The Chinese leadership has its hands full trying to maintain local and regional security. It remains far more interested in developing its economy than in any consideration of threatening to attack other countries around the world, much less the United States.
China has not created the physical ability to project sufficient power abroad for territorial conquest. Chinese warships are not sailing down the East Coast into the Caribbean; Beijing is not filling Latin America with bases and troops; Chinese officials are not attempting to dictate American policy regarding Cuba. China is not demanding aggressive posturing in the Western Hemisphere to contain America.
FEAR WASHINGTON
Where is the threat? The threat is to the American taxpayer. Those of us that continually finance the latest military expansion. In a security state, the military budgets never get cut. Because when the expenses of one war diminish, another conflict starts. After all, the trick to maintain and expand a government budget is spending all of it.

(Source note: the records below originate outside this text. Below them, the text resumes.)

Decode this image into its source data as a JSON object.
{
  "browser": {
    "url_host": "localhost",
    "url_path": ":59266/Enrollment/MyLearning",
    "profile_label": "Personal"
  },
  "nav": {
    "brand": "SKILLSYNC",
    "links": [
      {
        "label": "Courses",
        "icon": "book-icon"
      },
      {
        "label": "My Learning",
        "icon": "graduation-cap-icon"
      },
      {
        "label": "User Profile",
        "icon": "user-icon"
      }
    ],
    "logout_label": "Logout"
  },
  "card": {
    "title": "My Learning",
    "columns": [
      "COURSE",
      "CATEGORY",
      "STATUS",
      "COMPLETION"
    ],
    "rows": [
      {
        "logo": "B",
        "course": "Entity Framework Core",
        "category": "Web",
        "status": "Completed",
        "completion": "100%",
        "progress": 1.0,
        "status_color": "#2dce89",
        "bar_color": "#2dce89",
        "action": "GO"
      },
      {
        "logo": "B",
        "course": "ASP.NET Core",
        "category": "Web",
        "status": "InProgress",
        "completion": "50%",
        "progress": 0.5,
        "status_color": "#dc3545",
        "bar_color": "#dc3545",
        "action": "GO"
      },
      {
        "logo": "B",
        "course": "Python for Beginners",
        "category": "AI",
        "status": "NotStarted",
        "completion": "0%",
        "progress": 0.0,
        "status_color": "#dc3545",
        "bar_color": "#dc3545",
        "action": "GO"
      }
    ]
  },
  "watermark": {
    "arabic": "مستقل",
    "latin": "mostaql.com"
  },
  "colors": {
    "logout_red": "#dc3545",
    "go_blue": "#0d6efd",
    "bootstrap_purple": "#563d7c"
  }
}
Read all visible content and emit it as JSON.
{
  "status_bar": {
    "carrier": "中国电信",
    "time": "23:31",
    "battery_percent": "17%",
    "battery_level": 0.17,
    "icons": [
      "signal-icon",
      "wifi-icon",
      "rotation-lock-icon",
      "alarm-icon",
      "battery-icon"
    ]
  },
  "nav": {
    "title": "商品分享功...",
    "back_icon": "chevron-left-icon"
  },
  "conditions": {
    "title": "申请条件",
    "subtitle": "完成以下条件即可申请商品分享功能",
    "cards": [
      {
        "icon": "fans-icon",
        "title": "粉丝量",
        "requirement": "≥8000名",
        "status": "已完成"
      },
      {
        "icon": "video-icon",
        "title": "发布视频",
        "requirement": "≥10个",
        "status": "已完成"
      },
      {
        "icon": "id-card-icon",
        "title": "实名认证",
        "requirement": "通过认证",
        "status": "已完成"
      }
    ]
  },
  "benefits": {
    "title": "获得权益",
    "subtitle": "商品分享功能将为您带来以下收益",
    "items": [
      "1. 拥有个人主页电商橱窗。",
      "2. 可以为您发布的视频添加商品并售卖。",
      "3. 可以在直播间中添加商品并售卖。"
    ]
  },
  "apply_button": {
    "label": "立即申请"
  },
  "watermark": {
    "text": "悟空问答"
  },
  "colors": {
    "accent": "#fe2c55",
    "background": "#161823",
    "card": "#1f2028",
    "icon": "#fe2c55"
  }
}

The U.S. should not go to war with a nuclear-armed power over worthless rocks, or the sovereignty of Scarborough Shoal, or the Chinese interest in reuniting Taiwan. Washington has to know that NATO will not join an American crusade against China. Blinken is foolish to expect NATO to send a task force to the Indo-Pacific to help drive the Chinese navy back into their territorial waters?
PROMISES
At the 2021 Munich Security Conference, President Biden promised, “the United States is fully committed to our NATO Alliance.” He went on to say, ” we’ll keep faith with Article 5. It’s a guarantee. An attack on one is an attack on all. That is our unshakable vow. “
Then the NATO Summit, Secretary of State Blinken also mentioning the Article 5 clause of NATO, promising to go to war for other countries. Whether these promises are pre-game prep talks or bluster, they are playing with fire. Please don’t poke the Dragon.